Así, durante medio siglo, Inglaterra se ha esforzado constantemente, aunque rara vez con éxito, por establecer su preponderancia en el gabinete de los shahs persas. Éstos, evidentemente, están a la altura de sus zalameros enemigos y se sustraen a tan traicionero abrazo. Aparte de que los persas tienen ante los ojos el proceder inglés en la India, es muy probable que recuerden la advertencia que Feth Alí Shah recibió en 1805:

«Desconfía del consejo de una nación de comerciantes ávidos, que en la India hacen negocios con las vidas y las coronas de los soberanos.»

Set a thief to catch a thief. <Pon un ladrón para atrapar a otro ladrón.> En Teherán, la capital de Persia, la influencia inglesa es muy escasa, pues, a pesar de las intrigas rusas en aquel lugar, Francia ocupa un puesto prominente, y es posible que, de los tres filibusteros, Persia tema más a los británicos. En este momento, una legación persa se dirige a París o ya ha llegado a esa ciudad, y allí, muy probablemente, la complicación persa será objeto de debates diplomáticos. Francia, en efecto, no ve con indiferencia la ocupación de la isla del Golfo Pérsico. El problema se agrava por el hecho de que Francia ha vuelto a desenterrar algún documento ya enterrado, según el cual el shah de Persia le había concedido Charak en dos ocasiones —una, en fecha muy remota, en 1708, bajo Luis XIV, y la otra, en 1808—; en ambas ocasiones bajo determinadas condiciones, cierto, pero en términos que bastan para fundamentar ciertos derechos o pretensiones del actual imitador de aquellos soberanos, que eran lo bastante antiingleses.

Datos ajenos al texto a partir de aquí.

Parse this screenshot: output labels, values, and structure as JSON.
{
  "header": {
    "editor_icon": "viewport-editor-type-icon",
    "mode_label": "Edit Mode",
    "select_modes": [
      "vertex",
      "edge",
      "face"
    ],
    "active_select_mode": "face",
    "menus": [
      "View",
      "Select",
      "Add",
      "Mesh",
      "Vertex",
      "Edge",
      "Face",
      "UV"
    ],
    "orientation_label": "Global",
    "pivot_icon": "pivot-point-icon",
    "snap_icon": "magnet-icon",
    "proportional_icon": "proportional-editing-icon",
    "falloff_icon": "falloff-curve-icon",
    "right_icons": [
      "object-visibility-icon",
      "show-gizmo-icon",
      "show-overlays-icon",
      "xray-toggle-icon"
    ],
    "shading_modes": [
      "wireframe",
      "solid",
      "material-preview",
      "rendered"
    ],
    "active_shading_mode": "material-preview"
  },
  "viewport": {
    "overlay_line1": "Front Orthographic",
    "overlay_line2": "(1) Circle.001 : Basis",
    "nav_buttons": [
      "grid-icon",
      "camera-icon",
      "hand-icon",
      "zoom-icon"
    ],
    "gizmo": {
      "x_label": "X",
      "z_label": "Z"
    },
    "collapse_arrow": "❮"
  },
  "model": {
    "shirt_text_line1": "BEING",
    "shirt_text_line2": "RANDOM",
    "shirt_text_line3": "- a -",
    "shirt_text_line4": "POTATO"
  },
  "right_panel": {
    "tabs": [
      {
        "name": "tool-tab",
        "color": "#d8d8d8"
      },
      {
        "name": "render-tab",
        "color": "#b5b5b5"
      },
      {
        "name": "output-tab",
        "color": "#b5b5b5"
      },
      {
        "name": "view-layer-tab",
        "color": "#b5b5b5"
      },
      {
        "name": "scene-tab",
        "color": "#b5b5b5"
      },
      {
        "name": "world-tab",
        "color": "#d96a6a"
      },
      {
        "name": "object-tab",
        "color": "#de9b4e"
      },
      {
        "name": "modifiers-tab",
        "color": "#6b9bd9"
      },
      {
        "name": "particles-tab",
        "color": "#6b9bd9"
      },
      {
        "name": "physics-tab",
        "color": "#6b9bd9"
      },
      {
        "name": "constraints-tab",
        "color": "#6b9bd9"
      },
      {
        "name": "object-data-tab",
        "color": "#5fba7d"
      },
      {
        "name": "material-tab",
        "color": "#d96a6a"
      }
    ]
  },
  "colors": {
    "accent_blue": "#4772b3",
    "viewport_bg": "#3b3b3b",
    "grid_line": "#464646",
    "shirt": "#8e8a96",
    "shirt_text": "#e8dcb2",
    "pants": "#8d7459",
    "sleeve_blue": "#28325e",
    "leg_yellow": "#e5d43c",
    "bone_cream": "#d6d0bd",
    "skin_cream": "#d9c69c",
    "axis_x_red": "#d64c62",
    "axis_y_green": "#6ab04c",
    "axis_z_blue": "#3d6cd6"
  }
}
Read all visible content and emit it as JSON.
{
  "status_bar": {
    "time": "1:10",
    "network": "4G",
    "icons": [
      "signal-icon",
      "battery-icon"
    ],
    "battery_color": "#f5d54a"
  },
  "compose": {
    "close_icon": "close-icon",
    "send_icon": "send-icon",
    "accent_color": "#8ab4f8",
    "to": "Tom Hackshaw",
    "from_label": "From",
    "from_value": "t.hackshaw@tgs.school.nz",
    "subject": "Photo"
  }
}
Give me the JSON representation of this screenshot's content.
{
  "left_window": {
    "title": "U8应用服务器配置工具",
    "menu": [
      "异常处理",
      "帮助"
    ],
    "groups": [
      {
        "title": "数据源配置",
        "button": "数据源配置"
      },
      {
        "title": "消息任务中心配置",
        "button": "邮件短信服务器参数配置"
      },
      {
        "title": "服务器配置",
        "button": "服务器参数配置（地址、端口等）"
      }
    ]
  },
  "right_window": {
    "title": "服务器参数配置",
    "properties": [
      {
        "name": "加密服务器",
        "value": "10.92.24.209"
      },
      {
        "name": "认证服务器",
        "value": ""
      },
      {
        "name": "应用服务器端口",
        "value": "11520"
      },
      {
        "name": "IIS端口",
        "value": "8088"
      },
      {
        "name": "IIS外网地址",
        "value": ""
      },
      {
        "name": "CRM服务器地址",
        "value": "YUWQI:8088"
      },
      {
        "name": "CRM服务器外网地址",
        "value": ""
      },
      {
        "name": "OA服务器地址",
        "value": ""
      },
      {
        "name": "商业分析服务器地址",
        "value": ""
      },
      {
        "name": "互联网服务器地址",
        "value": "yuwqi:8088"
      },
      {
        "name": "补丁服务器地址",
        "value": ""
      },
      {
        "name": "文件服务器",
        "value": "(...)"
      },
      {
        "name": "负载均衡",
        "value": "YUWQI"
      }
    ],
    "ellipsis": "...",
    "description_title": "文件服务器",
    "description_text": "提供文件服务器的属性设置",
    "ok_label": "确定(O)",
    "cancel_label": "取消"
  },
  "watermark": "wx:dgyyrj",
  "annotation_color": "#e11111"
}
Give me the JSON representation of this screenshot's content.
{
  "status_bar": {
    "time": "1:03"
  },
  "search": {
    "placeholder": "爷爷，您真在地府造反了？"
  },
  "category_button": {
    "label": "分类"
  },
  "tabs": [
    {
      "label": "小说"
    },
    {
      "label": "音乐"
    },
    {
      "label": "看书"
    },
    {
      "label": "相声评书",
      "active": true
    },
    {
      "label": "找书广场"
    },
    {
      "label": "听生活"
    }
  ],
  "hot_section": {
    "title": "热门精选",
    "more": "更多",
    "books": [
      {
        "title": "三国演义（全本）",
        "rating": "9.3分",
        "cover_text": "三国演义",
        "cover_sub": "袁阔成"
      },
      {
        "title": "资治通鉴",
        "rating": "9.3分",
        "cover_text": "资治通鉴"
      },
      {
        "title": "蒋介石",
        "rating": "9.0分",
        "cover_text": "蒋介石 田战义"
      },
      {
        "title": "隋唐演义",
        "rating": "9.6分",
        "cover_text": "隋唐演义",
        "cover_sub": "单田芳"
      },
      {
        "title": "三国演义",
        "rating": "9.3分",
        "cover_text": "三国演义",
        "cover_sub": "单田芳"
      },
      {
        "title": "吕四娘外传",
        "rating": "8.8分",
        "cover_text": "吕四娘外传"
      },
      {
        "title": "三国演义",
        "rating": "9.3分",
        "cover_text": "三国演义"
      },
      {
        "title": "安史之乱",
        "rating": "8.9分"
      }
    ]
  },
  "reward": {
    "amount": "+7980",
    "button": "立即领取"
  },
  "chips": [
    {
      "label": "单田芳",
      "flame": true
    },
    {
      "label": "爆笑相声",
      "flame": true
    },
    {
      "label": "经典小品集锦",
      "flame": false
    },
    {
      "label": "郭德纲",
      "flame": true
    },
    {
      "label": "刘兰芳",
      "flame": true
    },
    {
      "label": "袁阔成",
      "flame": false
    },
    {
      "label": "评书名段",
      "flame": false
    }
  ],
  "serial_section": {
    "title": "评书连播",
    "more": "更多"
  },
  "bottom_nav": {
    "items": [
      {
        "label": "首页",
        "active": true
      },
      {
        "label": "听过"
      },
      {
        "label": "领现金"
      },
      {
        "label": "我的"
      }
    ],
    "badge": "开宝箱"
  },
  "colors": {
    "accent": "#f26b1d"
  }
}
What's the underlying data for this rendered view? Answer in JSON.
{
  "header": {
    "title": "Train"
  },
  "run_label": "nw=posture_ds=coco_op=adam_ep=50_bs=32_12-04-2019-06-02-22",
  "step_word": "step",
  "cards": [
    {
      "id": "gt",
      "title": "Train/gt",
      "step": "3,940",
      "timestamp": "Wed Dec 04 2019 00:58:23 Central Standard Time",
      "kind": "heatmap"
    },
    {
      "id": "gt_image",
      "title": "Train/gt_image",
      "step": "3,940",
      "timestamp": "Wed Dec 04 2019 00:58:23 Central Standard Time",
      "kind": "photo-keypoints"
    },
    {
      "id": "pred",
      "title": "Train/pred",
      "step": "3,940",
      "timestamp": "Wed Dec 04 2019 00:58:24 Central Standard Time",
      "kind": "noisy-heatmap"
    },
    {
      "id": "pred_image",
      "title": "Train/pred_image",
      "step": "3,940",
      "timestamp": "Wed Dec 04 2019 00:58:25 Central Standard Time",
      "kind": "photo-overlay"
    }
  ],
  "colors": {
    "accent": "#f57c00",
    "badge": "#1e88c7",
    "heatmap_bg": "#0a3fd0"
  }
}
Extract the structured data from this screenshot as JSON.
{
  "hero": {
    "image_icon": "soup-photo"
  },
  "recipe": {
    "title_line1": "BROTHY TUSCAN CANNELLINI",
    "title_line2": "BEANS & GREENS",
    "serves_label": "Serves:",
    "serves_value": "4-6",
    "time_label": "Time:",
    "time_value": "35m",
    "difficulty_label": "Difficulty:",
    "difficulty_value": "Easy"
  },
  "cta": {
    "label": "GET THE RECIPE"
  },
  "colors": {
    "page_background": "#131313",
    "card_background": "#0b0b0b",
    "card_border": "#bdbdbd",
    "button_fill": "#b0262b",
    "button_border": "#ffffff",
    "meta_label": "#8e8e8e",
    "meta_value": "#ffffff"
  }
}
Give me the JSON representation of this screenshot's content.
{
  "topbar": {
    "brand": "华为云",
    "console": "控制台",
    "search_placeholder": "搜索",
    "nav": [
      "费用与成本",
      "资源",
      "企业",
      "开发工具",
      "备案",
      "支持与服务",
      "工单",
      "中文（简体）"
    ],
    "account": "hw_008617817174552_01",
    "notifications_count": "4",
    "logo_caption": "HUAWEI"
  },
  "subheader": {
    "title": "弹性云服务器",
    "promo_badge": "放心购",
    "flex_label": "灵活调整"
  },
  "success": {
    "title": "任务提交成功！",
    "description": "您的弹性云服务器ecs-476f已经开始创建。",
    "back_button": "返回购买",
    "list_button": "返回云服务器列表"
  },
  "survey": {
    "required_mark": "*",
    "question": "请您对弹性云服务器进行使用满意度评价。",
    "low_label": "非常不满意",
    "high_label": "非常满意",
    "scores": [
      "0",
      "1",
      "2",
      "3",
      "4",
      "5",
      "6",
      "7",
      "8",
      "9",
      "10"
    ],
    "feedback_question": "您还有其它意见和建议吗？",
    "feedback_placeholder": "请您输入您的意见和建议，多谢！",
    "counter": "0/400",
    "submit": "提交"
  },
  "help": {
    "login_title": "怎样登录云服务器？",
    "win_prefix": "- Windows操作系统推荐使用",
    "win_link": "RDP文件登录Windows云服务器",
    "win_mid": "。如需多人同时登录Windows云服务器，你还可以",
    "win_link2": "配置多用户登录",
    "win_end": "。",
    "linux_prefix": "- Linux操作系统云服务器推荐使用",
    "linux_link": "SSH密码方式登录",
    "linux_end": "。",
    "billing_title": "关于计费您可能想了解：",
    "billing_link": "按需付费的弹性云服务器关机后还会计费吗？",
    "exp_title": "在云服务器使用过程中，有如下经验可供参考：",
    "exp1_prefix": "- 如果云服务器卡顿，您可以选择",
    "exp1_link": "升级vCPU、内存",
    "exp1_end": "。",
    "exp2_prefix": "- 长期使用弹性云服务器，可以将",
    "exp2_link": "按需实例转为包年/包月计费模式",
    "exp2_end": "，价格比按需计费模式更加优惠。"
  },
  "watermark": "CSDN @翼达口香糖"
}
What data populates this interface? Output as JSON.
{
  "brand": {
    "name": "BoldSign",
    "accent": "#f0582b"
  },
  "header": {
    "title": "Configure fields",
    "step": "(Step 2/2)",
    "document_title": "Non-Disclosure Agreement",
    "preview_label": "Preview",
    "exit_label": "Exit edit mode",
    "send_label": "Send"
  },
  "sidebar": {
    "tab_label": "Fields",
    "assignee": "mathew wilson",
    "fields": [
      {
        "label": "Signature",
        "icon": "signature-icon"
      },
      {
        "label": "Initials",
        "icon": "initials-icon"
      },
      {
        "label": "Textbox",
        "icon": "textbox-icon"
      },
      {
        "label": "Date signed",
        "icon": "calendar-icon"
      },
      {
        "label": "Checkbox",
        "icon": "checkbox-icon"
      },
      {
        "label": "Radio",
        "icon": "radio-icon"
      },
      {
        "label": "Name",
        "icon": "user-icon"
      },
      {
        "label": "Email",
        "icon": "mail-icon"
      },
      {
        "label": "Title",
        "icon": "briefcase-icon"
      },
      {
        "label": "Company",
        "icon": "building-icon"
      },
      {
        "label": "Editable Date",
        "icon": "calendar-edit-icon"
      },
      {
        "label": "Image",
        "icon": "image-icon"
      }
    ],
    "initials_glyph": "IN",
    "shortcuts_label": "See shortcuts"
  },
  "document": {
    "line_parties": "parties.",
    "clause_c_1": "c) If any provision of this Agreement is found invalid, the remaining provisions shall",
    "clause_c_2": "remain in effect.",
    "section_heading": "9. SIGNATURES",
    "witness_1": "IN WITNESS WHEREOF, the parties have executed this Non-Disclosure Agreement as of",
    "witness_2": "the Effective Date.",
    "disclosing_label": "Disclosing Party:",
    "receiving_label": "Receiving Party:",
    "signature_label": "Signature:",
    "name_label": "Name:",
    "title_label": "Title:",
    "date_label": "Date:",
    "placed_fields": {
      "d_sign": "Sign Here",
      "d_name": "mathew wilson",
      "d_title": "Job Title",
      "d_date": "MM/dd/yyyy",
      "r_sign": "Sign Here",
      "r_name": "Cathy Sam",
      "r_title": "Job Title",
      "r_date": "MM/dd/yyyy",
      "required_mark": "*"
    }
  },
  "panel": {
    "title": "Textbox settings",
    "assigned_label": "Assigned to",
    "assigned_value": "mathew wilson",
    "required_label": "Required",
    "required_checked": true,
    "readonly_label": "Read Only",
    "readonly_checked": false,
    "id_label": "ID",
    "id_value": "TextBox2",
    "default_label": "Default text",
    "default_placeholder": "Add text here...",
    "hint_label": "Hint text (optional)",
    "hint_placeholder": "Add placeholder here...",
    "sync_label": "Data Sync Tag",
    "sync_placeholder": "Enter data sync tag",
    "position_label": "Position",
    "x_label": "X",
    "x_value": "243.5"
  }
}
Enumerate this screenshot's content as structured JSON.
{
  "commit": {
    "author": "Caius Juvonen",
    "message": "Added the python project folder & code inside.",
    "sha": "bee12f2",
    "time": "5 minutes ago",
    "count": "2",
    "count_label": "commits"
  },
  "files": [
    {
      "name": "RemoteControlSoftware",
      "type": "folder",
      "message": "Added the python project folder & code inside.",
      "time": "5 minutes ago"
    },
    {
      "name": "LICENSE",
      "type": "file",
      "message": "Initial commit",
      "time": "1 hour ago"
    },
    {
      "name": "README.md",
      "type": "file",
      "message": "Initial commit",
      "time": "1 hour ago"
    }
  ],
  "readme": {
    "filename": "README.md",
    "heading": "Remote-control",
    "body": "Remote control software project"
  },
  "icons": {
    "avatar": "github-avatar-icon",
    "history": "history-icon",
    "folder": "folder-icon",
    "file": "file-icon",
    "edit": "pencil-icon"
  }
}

En una reciente réplica al «Journal des Débats», el «Times» de Londres cede, en nombre de Inglaterra, toda pretensión de liderazgo en los asuntos europeos a Francia, pero reserva para la nación inglesa el liderazgo indiscutible de los asuntos de Asia y América, en los cuales ninguna otra potencia europea debe inmiscuirse. Sin embargo, es dudoso que Luis Bonaparte acepte esa división del mundo. En todo caso, durante los últimos malentendidos, la diplomacia francesa en Teherán no ha apoyado a Inglaterra de corazón, y la prensa francesa, que vuelve a desenterrar y discutir las pretensiones galas sobre Charak, parece indicar que Inglaterra no lo tendrá fácil para atacar y desmembrar a Persia.